As machine learning models spread to high-stakes domains like lending, hiring, and healthcare, the need for explaining predictions grows from regulatory, operational, and societal perspectives. Two families of explainability methods have emerged: attribution-based explanations and counterfactual explanations.
Both approaches examine counterfactual inputs, yet they yield very different explanations. Understanding this difference is essential for practitioners implementing explainability in production systems.
What Are Counterfactual Explanations
Counterfactual explanations answer the question: how should the input change to obtain a different, more favorable prediction?
For instance, one could explain a credit rejection by saying: "Had you earned $5,000 more, your request for credit would have been approved." Counterfactual explanations are attractive because they are easy to comprehend and can offer a path of recourse to people receiving unfavorable decisions. Some researchers suggest counterfactual explanations may better serve the intended purpose of adverse action notices.

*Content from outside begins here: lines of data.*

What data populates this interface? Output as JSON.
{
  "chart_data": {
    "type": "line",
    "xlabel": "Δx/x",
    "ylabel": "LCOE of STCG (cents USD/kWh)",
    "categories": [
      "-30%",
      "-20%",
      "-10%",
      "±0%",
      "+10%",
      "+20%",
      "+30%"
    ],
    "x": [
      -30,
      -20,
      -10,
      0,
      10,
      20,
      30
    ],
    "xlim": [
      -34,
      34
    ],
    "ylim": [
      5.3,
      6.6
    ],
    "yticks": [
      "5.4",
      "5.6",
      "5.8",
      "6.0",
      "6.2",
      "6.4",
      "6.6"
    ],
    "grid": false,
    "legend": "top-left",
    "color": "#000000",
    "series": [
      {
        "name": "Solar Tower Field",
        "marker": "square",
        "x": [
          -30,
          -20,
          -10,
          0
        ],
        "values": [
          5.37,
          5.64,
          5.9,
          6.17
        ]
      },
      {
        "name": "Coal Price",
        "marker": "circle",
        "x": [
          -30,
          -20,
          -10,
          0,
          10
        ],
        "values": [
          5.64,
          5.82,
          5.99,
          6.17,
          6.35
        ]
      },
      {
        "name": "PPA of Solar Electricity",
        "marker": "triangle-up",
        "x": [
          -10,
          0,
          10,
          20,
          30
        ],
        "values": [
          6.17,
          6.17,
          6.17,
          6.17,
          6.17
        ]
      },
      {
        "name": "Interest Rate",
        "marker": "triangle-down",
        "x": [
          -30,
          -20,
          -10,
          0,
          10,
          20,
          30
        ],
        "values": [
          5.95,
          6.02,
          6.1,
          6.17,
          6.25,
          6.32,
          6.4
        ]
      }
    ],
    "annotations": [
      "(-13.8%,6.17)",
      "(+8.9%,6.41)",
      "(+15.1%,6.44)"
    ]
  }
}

Obtaining a counterfactual explanation involves identifying the closest point to the current input that results in a different prediction. While this sounds simple, several challenges emerge.
The Distance Problem
Defining "closest" is tricky because features vary on different scales, and costs may vary non-linearly with feature values. Income may vary in tens of thousands while FICO scores vary in hundreds. Some approaches measure cost in terms of shifts over a data distribution. Others rely on domain experts to supply distance functions.
Computational Complexity
Solving this optimization problem is computationally challenging, especially with categorical features that turn the problem into combinatorial optimization. Even for linear models, optimal solutions require integer programming. For tree ensemble models, identifying any perturbation that results in a certain outcome is NP-complete. For black-box models where the mathematical relationship between prediction and input is hidden, one may only afford approximate solutions.
Feasibility Constraints
For suggested recourse to be practical, the perturbation must be feasible. Some approaches combat this by modeling the data manifold and restricting perturbations to lie on it. But this may still be insufficient.
For recourse to be practical, one must account for real-world feasibility of suggested changes and causal dependencies between features. Acting on a suggested recourse of "increasing income" almost always results in a change to job tenure. Waiting for a raise increases tenure while obtaining a new job resets it. This unforeseen change may adversely affect the prediction despite following the suggested recourse.
What Are Attribution-Based Explanations
Attribution explanations answer the question: what were the dominant features that contributed to this prediction?
The explanation quantifies the impact (called attribution) of each feature on the prediction. For a lending model, the explanation might note that a rejection was due to income being low and number of past delinquencies being high. SHAP, LIME, and Integrated Gradients are popular attribution methods.
Similar to counterfactual methods, most attribution methods compare the input at hand to counterfactual inputs (often called reference points or baselines). However, the role of counterfactuals here is to tease apart relative importance of features rather than identify new instances with favorable predictions.
SHAP, based on Shapley values from game theory, operates by considering counterfactuals that "turn off" features and noting the marginal effect on prediction. Integrated Gradients examines gradients at all counterfactual points that interpolate between the input and a certain "all off" input. LIME examines counterfactuals that randomly perturb features in the vicinity of the input.
Attribution Challenges
Defining counterfactuals that "turn off" a feature is tricky. What does it mean to turn off the income feature? Setting it to zero creates an atypical counterfactual. Some approaches use the training distribution median. Others randomly draw samples from a distribution.
Attributions are highly sensitive to the choice of counterfactuals. Various Shapley-based methods choose different distributions, leading to drastically different, sometimes misleading, attributions.
Attribution methods are also known to be sensitive to perturbations in input. A small perturbation that does not affect the prediction may still alter the attribution.
The Fundamental Difference
The two explanations are fundamentally different and complementary.
Attributions quantify the importance of features for the current prediction, while counterfactual explanations show how features should change to obtain a different prediction.
A feature highlighted by a counterfactual explanation may not have a large attribution. If most candidates in the accepted class have zero capital gains income, then a candidate with zero capital gains income will have most attribution fall on other features. However, increasing capital gains income may be a valid recourse to obtaining a favorable prediction.
Similarly, a feature with large attribution may not be highlighted by a counterfactual explanation. Many features may be immutable and therefore inapplicable for recourse, like past delinquencies. When features interact, a single feature alone may not suffice for recourse. A model requiring both credit score above 650 and income above $20,000 will not change its prediction from perturbing these features one at a time.
Using Both Approaches
Given their complementary nature, responsible AI practice should support both kinds of explanations. Together they offer a more complete picture of the model-data relationship. Attributions provide visibility into the decision-making process. Counterfactuals give actionable insight that can help with recourse.
The organizations that implement AI governance effectively recognize that no single explanation method tells the whole story. Different stakeholders need different kinds of explanations. Regulators may need attribution-based evidence that decisions are justified. Consumers may need counterfactual guidance on what they can do to get a different outcome.
Building comprehensive explainability infrastructure means implementing both approaches, understanding their limitations, and communicating appropriately to different audiences.